The reason this system remains true to the veto is that a concerted refusal by the leading nations of any continent - Europe, Asia or South America & Africa - will indeed make implementation of any measure very difficult, even if only on financial grounds. This is not unlike the 'group-veto' compromise solution that was suggested as a condition for permanent membership for India, Japan, Brazil & South Africa, but has the twin advantages of not creating an additional tier of power, and of maintaining the SC at its current size. (Both of these are important factors - an executive body cannot afford to be too large, or it loses efficiency. Three levels of member countries would be confusing, with much the same effect.) It is also the only proposed solution which reconfigures the Council to be truly representative of the realities of today's world.

            Needless to say, it is unpopular with every single stakeholder. If proposed, it will undoubtedly get vetoed.

Good thing we cynics can find our amusement anywhere.

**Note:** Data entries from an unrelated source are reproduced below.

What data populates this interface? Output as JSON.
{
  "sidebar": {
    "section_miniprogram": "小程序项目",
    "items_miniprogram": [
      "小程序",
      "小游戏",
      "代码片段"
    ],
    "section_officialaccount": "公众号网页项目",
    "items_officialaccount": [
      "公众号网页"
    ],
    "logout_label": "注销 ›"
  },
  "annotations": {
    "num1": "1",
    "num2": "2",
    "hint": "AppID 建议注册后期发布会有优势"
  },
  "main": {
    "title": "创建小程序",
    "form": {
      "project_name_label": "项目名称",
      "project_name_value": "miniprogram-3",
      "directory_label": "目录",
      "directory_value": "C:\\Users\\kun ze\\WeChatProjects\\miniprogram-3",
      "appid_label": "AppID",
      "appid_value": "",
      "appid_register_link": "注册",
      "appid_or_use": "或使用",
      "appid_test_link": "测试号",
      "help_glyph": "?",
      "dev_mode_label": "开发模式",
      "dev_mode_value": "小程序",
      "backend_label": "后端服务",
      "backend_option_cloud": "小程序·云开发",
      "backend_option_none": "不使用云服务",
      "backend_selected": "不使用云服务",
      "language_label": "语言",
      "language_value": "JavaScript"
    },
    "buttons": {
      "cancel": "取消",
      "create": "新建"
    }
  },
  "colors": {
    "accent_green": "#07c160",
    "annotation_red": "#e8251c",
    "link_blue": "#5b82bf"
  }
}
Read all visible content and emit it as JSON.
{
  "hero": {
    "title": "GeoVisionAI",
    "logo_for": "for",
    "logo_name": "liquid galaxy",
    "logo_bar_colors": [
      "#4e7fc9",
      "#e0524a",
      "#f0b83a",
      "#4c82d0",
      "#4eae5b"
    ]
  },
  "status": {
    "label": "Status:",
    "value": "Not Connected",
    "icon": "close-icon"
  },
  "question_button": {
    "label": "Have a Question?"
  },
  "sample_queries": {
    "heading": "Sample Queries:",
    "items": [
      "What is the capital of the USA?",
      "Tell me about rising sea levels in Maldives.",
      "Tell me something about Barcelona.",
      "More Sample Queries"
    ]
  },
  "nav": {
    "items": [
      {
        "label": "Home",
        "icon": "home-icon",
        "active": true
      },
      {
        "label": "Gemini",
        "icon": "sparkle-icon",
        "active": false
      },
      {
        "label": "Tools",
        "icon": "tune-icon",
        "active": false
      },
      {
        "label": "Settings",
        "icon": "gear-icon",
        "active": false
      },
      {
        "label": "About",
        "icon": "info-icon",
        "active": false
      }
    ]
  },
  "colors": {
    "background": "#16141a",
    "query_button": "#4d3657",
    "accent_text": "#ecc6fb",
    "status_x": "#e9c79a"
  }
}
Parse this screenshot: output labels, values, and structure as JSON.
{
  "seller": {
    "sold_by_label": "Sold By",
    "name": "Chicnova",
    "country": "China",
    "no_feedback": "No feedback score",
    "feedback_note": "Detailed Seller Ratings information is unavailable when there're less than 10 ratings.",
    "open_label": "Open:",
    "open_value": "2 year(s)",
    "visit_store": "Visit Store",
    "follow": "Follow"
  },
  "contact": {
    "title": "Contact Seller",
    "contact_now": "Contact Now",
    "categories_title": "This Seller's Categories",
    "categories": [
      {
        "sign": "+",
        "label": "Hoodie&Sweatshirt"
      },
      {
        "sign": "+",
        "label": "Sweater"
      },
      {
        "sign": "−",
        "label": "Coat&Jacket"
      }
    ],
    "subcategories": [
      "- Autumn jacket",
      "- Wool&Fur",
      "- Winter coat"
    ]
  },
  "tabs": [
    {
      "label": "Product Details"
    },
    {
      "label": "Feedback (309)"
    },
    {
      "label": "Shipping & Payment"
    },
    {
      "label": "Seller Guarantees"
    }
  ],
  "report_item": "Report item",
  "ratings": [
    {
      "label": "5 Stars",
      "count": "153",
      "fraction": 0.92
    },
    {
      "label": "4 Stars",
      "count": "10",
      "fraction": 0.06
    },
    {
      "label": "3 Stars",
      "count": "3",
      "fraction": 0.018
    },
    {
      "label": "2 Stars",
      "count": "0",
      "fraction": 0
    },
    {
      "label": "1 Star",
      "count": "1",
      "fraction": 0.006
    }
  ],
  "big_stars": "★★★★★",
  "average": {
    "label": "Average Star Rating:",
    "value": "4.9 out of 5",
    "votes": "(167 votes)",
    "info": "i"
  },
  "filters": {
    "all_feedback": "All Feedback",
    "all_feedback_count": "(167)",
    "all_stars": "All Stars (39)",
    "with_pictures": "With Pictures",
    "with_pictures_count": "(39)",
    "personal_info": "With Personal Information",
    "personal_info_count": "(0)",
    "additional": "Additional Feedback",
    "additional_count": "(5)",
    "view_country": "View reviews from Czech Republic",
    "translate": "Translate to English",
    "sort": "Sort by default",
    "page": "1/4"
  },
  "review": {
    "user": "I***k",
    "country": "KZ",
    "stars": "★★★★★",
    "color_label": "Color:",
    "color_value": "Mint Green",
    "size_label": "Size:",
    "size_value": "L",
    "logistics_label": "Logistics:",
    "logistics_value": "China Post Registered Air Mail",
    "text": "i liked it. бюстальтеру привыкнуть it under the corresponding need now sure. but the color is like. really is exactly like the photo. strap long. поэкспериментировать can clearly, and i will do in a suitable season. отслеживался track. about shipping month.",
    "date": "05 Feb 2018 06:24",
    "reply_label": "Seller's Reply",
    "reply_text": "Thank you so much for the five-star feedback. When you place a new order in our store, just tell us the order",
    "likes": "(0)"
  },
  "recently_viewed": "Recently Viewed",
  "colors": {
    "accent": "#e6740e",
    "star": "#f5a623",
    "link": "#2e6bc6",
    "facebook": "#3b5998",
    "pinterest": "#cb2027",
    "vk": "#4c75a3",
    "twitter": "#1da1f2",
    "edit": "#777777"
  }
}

Note: This article appeared in the 2011 edition of the Government Law College Annual Magazine, MeLawnge. Word limits prevented factoring in of military / strategic power - a suggestion from my father (an ex-Navy man) that I otherwise intended to incorporate.

Nonetheless, I believe that if one takes into account not merely military strength but also projection capacity (to say nothing of proclivity), the trend in the analysis above will still be supported. If India actually managed to mobilise a 'Blue Water' Navy, that could change, but in an environment where every defense acquisition - already prone to delay & cost overruns - is treated with extreme suspicion, prompting even more delay, this remains a remote (though by no means implausible) prospect.

It would, however, require a realignment of policy & finances to that end. Which in turn would need our government to remember Nehru's dictum to the Navy (in one of his rare moments of realism) - "To be secure on land, we must be supreme at sea."

One could as easily have said, to be secure in the world.